Department of Art Studies
College of Arts and Letters
University of the Philippines Diliman
20 April 2020
We, the faculty members of the Department of Art Studies (DAS), urge our academic leaders to put a definitive close to the Second Semester of Academic Year (AY) 2019-2020 by enabling every currently enrolled student to immediately either: (1) earn a grade of “Pass” without additional requirements or numerical equivalents; or (2) be considered dropped, without prejudice to their enrollment for credit in courses to which their present ones are prerequisites. We further urge our leaders to gesture beyond administrative and procedural matters and apply themselves, with due timeliness, diligence, decisiveness, and creativity, to the urgent task of engaging the whole University of the Philippines (UP) community in democratic dialogue about our possible futures, amid the ongoing COVID-19 pandemic. As far as we can tell, this pandemic will not be a short-lived disruption; it is set, instead, to be a protracted crisis. We cannot afford to look ahead only one step at a time.
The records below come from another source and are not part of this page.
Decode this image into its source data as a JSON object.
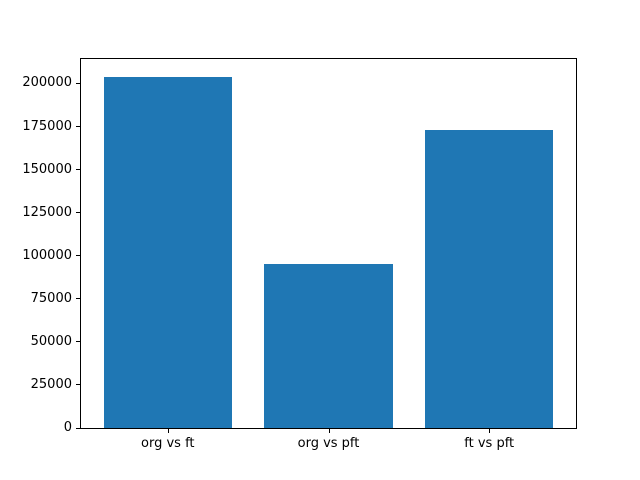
{
  "figure": {
    "background_color": "#ffffff",
    "spine_color": "#000000"
  },
  "chart_data": {
    "type": "bar",
    "title": "",
    "xlabel": "",
    "ylabel": "",
    "categories": [
      "org vs ft",
      "org vs pft",
      "ft vs pft"
    ],
    "values": [
      204000,
      95000,
      173000
    ],
    "ylim": [
      0,
      214200
    ],
    "yticks": [
      0,
      25000,
      50000,
      75000,
      100000,
      125000,
      150000,
      175000,
      200000
    ],
    "bar_color": "#1f77b4",
    "grid": false,
    "legend_position": "none"
  }
}
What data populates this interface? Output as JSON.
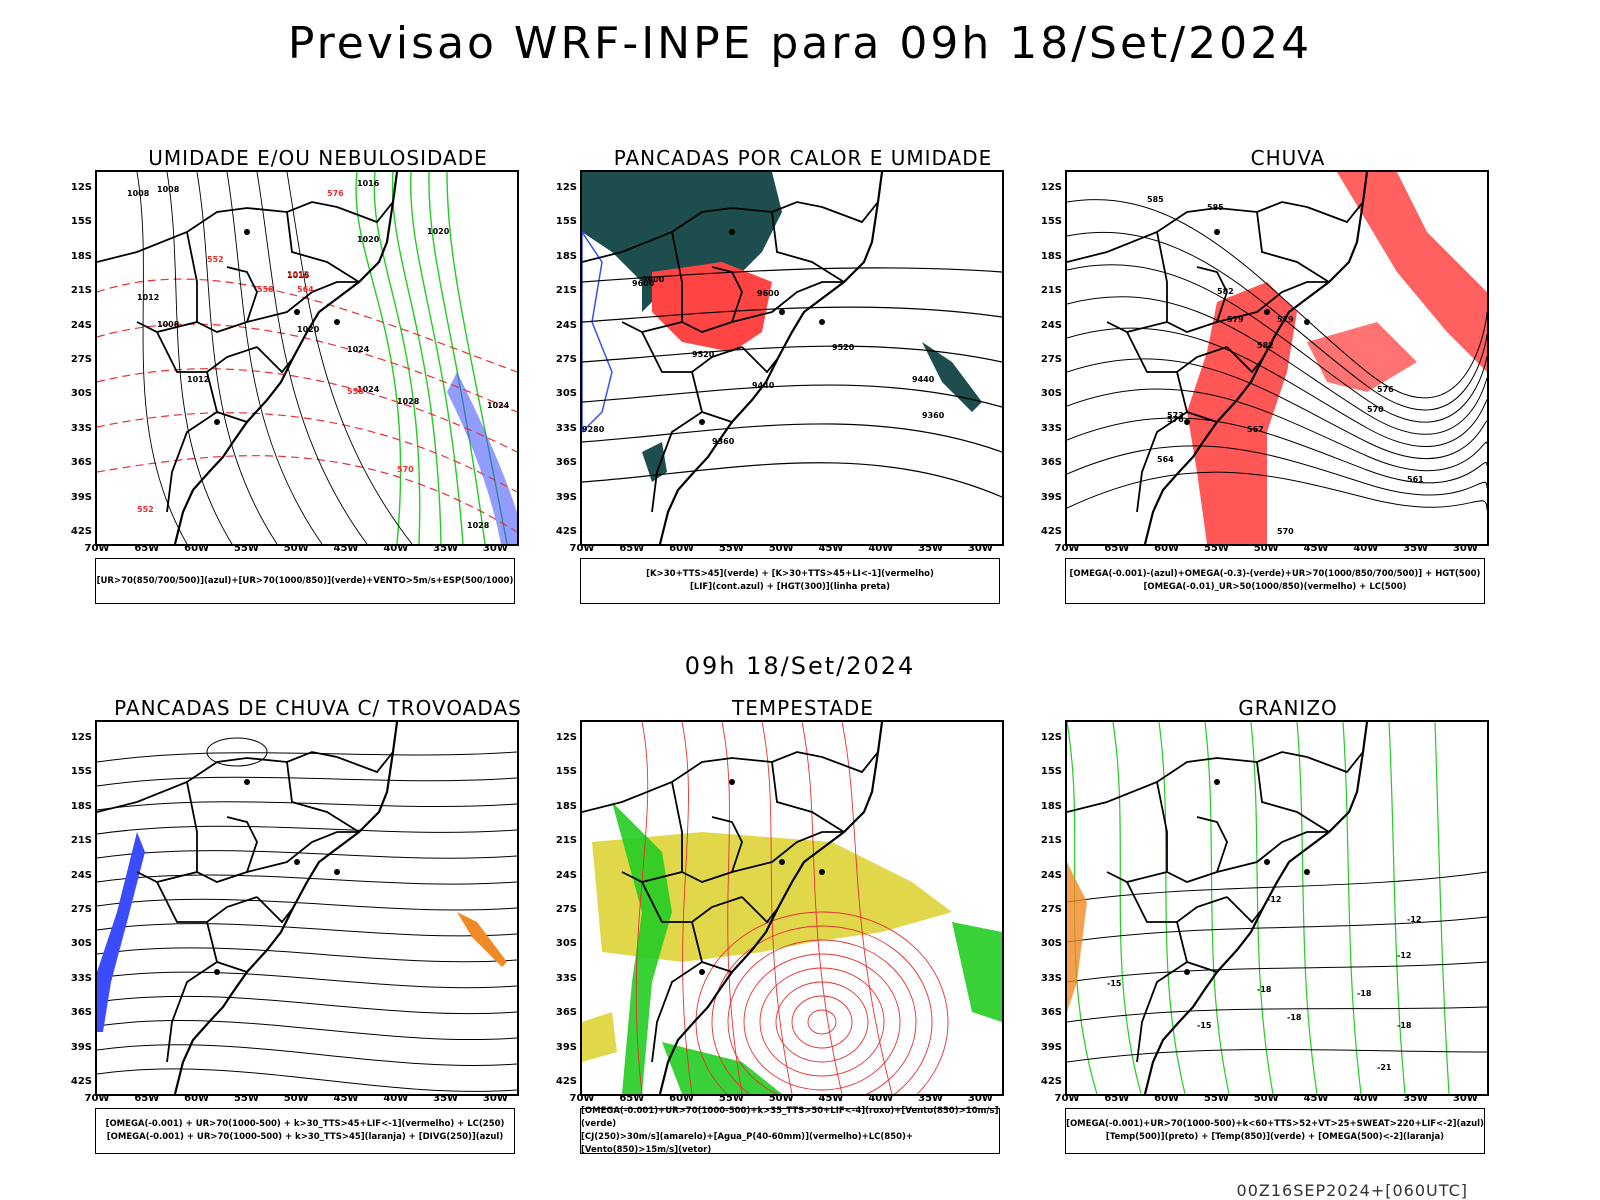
{
  "title": "Previsao WRF-INPE  para 09h 18/Set/2024",
  "mid_date": "09h 18/Set/2024",
  "run_label": "00Z16SEP2024+[060UTC]",
  "axes": {
    "lat_labels": [
      "12S",
      "15S",
      "18S",
      "21S",
      "24S",
      "27S",
      "30S",
      "33S",
      "36S",
      "39S",
      "42S"
    ],
    "lon_labels": [
      "70W",
      "65W",
      "60W",
      "55W",
      "50W",
      "45W",
      "40W",
      "35W",
      "30W"
    ]
  },
  "colors": {
    "humidity_blue": "#3b4cff",
    "humidity_green": "#22cc22",
    "instability_red": "#ff4444",
    "dark_teal": "#1e4d4d",
    "storm_yellow": "#e0d84a",
    "hail_orange": "#f08a24"
  },
  "panels": [
    {
      "title": "UMIDADE E/OU NEBULOSIDADE",
      "legend": [
        "[UR>70(850/700/500)](azul)+[UR>70(1000/850)](verde)+VENTO>5m/s+ESP(500/1000)"
      ],
      "labels": [
        "1008",
        "1008",
        "1016",
        "1020",
        "1016",
        "1012",
        "1008",
        "1012",
        "1020",
        "1024",
        "1024",
        "1028",
        "1028",
        "1024",
        "1020",
        "1012",
        "576",
        "564",
        "558",
        "552",
        "552",
        "558",
        "570"
      ]
    },
    {
      "title": "PANCADAS POR CALOR E UMIDADE",
      "legend": [
        "[K>30+TTS>45](verde) + [K>30+TTS>45+LI<-1](vermelho)",
        "[LIF](cont.azul) + [HGT(300)](linha preta)"
      ],
      "labels": [
        "9600",
        "9600",
        "9520",
        "9520",
        "9440",
        "9440",
        "9360",
        "9360",
        "9280",
        "9600"
      ]
    },
    {
      "title": "CHUVA",
      "legend": [
        "[OMEGA(-0.001)-(azul)+OMEGA(-0.3)-(verde)+UR>70(1000/850/700/500)] + HGT(500)",
        "[OMEGA(-0.01)_UR>50(1000/850)(vermelho) + LC(500)"
      ],
      "labels": [
        "585",
        "585",
        "582",
        "582",
        "579",
        "579",
        "576",
        "576",
        "573",
        "570",
        "567",
        "564",
        "561",
        "570"
      ]
    },
    {
      "title": "PANCADAS DE CHUVA C/ TROVOADAS",
      "legend": [
        "[OMEGA(-0.001) + UR>70(1000-500) + k>30_TTS>45+LIF<-1](vermelho) + LC(250)",
        "[OMEGA(-0.001) + UR>70(1000-500) + k>30_TTS>45](laranja) + [DIVG(250)](azul)"
      ],
      "labels": []
    },
    {
      "title": "TEMPESTADE",
      "legend": [
        "[OMEGA(-0.001)+UR>70(1000-500)+k>35_TTS>50+LIF<-4](roxo)+[Vento(850)>10m/s](verde)",
        "[CJ(250)>30m/s](amarelo)+[Agua_P(40-60mm)](vermelho)+LC(850)+[Vento(850)>15m/s](vetor)"
      ],
      "labels": []
    },
    {
      "title": "GRANIZO",
      "legend": [
        "[OMEGA(-0.001)+UR>70(1000-500)+k<60+TTS>52+VT>25+SWEAT>220+LIF<-2](azul)",
        "[Temp(500)](preto) + [Temp(850)](verde) + [OMEGA(500)<-2](laranja)"
      ],
      "labels": [
        "-12",
        "-12",
        "-12",
        "-15",
        "-15",
        "-18",
        "-18",
        "-18",
        "-18",
        "-21"
      ]
    }
  ]
}
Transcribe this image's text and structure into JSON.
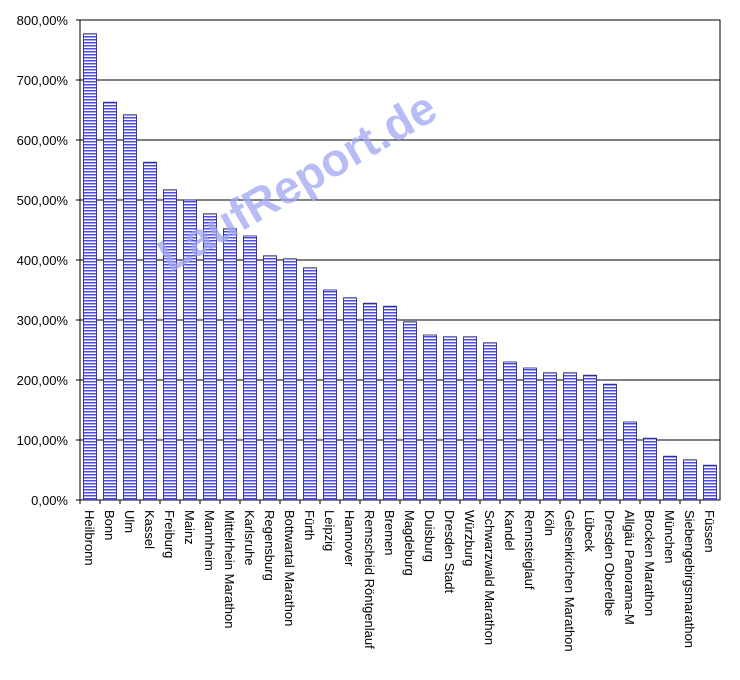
{
  "chart_data": {
    "type": "bar",
    "watermark": "LaufReport.de",
    "categories": [
      "Heilbronn",
      "Bonn",
      "Ulm",
      "Kassel",
      "Freiburg",
      "Mainz",
      "Mannheim",
      "Mittelrhein Marathon",
      "Karlsruhe",
      "Regensburg",
      "Bottwartal Marathon",
      "Fürth",
      "Leipzig",
      "Hannover",
      "Remscheid Röntgenlauf",
      "Bremen",
      "Magdeburg",
      "Duisburg",
      "Dresden Stadt",
      "Würzburg",
      "Schwarzwald Marathon",
      "Kandel",
      "Rennsteiglauf",
      "Köln",
      "Gelsenkirchen Marathon",
      "Lübeck",
      "Dresden Oberelbe",
      "Allgäu Panorama-M",
      "Brocken Marathon",
      "München",
      "Siebengebirgsmarathon",
      "Füssen"
    ],
    "values": [
      777,
      663,
      642,
      563,
      517,
      500,
      477,
      452,
      440,
      407,
      402,
      387,
      350,
      337,
      328,
      323,
      297,
      275,
      272,
      272,
      262,
      230,
      220,
      212,
      212,
      208,
      193,
      130,
      103,
      73,
      67,
      58
    ],
    "color": "#4a4af0",
    "ylim": [
      0,
      800
    ],
    "yticks": [
      {
        "value": 0,
        "label": "0,00%"
      },
      {
        "value": 100,
        "label": "100,00%"
      },
      {
        "value": 200,
        "label": "200,00%"
      },
      {
        "value": 300,
        "label": "300,00%"
      },
      {
        "value": 400,
        "label": "400,00%"
      },
      {
        "value": 500,
        "label": "500,00%"
      },
      {
        "value": 600,
        "label": "600,00%"
      },
      {
        "value": 700,
        "label": "700,00%"
      },
      {
        "value": 800,
        "label": "800,00%"
      }
    ],
    "grid": true
  }
}
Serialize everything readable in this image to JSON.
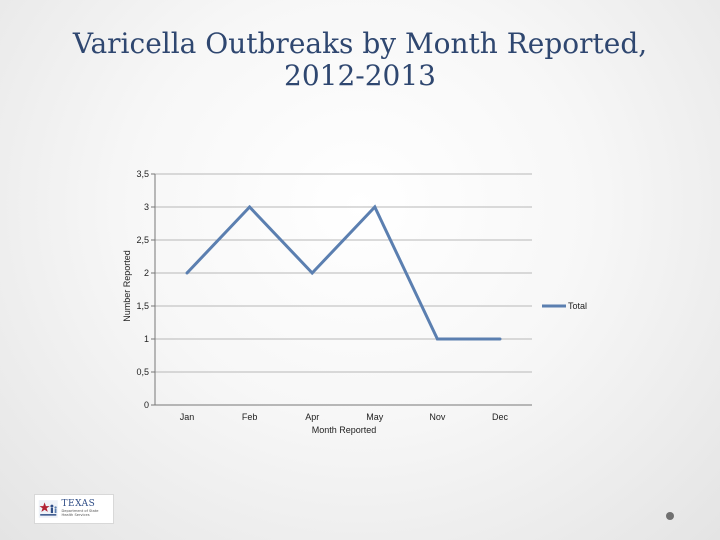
{
  "slide": {
    "title_line1": "Varicella Outbreaks by Month Reported,",
    "title_line2": "2012-2013"
  },
  "logo": {
    "main_text": "TEXAS",
    "sub_text": "Department of State Health Services",
    "icon": "texas-star-people-icon"
  },
  "colors": {
    "series": "#5b7fb0",
    "title": "#2f4770",
    "gridline": "#b8b8b8",
    "text": "#222222"
  },
  "chart_data": {
    "type": "line",
    "categories": [
      "Jan",
      "Feb",
      "Apr",
      "May",
      "Nov",
      "Dec"
    ],
    "series": [
      {
        "name": "Total",
        "values": [
          2,
          3,
          2,
          3,
          1,
          1
        ]
      }
    ],
    "ylabel": "Number Reported",
    "xlabel": "Month Reported",
    "ylim": [
      0,
      3.5
    ],
    "yticks": [
      0,
      0.5,
      1,
      1.5,
      2,
      2.5,
      3,
      3.5
    ],
    "ytick_labels": [
      "0",
      "0,5",
      "1",
      "1,5",
      "2",
      "2,5",
      "3",
      "3,5"
    ],
    "grid": true,
    "legend_position": "right"
  }
}
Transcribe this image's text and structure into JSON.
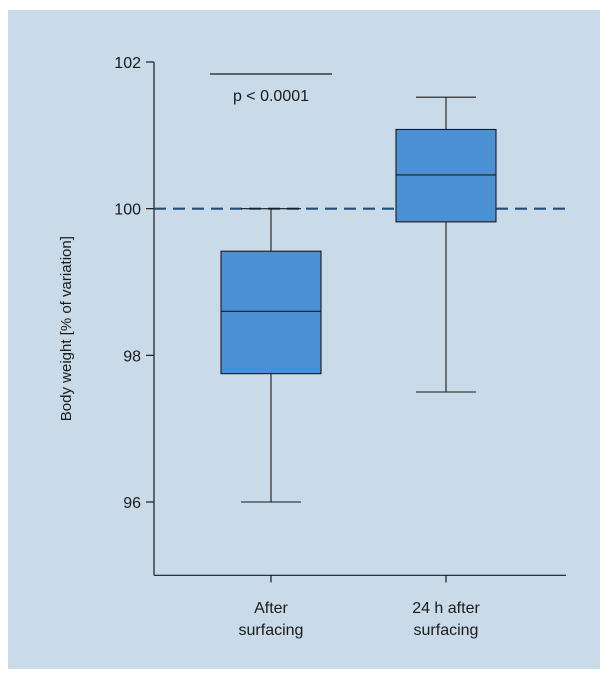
{
  "chart_data": {
    "type": "box",
    "ylabel": "Body weight [% of variation]",
    "xlabel": "",
    "ylim": [
      95,
      102
    ],
    "yticks": [
      96,
      98,
      100,
      102
    ],
    "categories": [
      {
        "lines": [
          "After",
          "surfacing"
        ]
      },
      {
        "lines": [
          "24 h after",
          "surfacing"
        ]
      }
    ],
    "boxes": [
      {
        "min": 96.0,
        "q1": 97.75,
        "median": 98.6,
        "q3": 99.42,
        "max": 100.0
      },
      {
        "min": 97.5,
        "q1": 99.82,
        "median": 100.46,
        "q3": 101.08,
        "max": 101.52
      }
    ],
    "reference_line": {
      "y": 100,
      "style": "dashed",
      "color": "#1f4e79"
    },
    "annotation": {
      "text": "p < 0.0001"
    },
    "box_color": "#4a90d2",
    "grid": false
  }
}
We would have liked to fully welcome the 16 April 2020 decision of the UP Board of Regents (BOR) regarding the Second Semester AY 2019-2020, which declares the Second Semester ended on 30 April 2020. We are dismayed, however, at the prospect of implementing a numerical grading scheme, with an option for deferred grading, and call on the BOR to reconsider it. No matter how well-intentioned, the approved scheme needlessly complicates an already complex situation, and is detrimental to the well-being of our students, who are already suffering, if not directly from COVID-19, then from such related problems as economic distress, social displacement, and psychological trauma. If honor and excellence stand as the fundamental virtues of the University, we submit that the excellent thing to do in this harrowing time is to respond to the situation with ethical sensitivity and practical intelligence, so that we can transform ourselves with honor through and beyond this pandemic.
Moreover, it is looking increasingly improbable that on-campus teaching and learning can safely resume by the end of this year, at least to the same extent that they had been conducted prior to the COVID-19 outbreak. Students would thus be entering the Midyear Term 2020 and the First Semester of AY 2020-2021 with workloads made significantly heavier by requirements carried over from the Second Semester of AY 2019-2020. At the same time, they and their teachers would be struggling with the pedagogical and logistical challenges posed by the delivery of education, including bridge, remedial, and audit courses, in distance mode. Our collective energies ought to be focused on making the transition into the coming academic terms, as efficient, as inclusive, and as supportive of everyone’s welfare as possible.
We understand that our leaders aim to uphold the institutional values of honor and excellence in their decision-making, which often takes place under intense pressure. It is incumbent upon us all to ensure that these values are considered and lived out in a manner that is finely attentive to context. It is, therefore, not only a matter of merely adjusting to the radical pandemic; rather, it should be a matter of letting the pandemic serve as a radical opportunity for us to decide how we should humbly exist henceforth in a rather diminished planet.